The Centers for Disease Control and Prevention has also published information on the addictive nature of marijuana, citing that at least three in 10 people who use marijuana, even just once, become addicted to it. Further, it would seem that the earlier in life one uses marijuana, the greater their odds of becoming addicted to it, a factor that makes marijuana experimentation all the more dangerous for young people.

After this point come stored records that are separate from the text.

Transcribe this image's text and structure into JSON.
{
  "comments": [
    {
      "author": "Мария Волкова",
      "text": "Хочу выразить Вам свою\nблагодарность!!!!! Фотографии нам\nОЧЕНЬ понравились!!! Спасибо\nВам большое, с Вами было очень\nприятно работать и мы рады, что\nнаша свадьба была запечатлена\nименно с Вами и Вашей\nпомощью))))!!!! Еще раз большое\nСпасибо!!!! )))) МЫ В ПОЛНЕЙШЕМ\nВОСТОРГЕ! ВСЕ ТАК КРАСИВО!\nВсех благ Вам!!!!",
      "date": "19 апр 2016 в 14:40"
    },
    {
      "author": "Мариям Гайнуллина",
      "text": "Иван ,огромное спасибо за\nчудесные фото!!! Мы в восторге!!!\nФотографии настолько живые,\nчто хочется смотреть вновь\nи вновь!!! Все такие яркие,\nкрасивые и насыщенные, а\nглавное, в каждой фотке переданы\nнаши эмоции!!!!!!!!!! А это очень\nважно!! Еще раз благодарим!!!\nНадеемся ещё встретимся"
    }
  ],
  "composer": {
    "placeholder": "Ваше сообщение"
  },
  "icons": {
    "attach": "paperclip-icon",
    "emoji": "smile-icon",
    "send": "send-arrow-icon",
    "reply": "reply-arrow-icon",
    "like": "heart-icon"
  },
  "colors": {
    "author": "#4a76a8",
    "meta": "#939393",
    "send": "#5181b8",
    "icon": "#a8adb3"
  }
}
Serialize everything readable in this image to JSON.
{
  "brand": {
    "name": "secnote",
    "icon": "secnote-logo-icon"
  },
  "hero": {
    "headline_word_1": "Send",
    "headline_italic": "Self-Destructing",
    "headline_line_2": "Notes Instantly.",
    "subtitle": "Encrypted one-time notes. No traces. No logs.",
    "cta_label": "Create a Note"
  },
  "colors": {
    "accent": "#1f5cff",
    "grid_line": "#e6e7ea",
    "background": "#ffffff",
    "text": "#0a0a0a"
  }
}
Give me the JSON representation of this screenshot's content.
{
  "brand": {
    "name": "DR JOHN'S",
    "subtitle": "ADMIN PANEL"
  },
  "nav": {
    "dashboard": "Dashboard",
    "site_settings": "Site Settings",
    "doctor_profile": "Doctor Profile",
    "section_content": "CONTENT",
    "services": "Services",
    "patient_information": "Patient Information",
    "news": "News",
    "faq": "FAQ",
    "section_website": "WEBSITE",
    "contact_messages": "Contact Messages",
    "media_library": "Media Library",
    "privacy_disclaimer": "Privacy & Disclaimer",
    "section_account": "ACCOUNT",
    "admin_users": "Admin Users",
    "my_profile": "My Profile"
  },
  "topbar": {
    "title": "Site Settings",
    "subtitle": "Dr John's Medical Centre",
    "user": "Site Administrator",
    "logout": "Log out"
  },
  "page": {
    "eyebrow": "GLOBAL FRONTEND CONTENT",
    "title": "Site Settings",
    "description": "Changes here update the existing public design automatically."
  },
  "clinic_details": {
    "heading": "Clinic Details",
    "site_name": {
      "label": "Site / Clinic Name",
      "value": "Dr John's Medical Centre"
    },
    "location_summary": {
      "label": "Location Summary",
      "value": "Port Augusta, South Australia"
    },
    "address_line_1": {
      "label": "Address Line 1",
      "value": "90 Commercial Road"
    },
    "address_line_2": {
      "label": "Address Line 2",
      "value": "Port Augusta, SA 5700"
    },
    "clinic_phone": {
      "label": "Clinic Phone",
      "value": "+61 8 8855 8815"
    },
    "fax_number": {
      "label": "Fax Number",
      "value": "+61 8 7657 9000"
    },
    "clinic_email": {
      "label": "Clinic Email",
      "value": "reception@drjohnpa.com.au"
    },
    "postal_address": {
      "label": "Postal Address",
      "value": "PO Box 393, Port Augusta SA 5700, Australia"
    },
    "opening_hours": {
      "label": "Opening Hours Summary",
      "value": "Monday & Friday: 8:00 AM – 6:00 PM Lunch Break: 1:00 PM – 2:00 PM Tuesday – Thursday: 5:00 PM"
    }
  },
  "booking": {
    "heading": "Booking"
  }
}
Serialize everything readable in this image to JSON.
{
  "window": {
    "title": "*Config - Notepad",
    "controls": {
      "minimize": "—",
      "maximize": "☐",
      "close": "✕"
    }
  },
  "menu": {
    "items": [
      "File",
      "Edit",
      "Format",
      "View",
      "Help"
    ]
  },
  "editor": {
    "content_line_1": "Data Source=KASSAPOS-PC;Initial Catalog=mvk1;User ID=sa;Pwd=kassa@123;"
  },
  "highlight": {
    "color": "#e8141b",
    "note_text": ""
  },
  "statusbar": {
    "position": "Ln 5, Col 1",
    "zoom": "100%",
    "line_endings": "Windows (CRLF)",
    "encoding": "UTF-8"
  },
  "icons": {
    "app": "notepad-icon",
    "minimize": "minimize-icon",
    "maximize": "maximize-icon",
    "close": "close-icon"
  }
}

What options are left to patients who are seeking relief? Marijuana has its harms, but so do some pharmaceutical options. And many patients opt for medical marijuana as a promising alternative to pharmacological treatments. Thankfully, there are holistic alternatives to treating pain, depression, anxiety, and other unwanted conditions that do not involve cannabis or pharmaceutical drugs. One does not have to choose between the unwanted side effects of pharmaceutical drugs and the unwanted side effects of marijuana to treat legitimate ailments.
Addiction Treatment; Where to Go When Marijuana Use Turns Into Marijuana Addiction
Whether it begins as a recreational activity or an effort to treat a legitimate medical condition, marijuana use is addictive, and people can become hooked quickly. People who use marijuana and who cannot stop using it on their own need to seek help at qualified drug and alcohol rehab centers. If you know someone struggling with marijuana addiction, please help them get into a drug rehab as soon as possible. Please don’t wait until their addiction escalates further.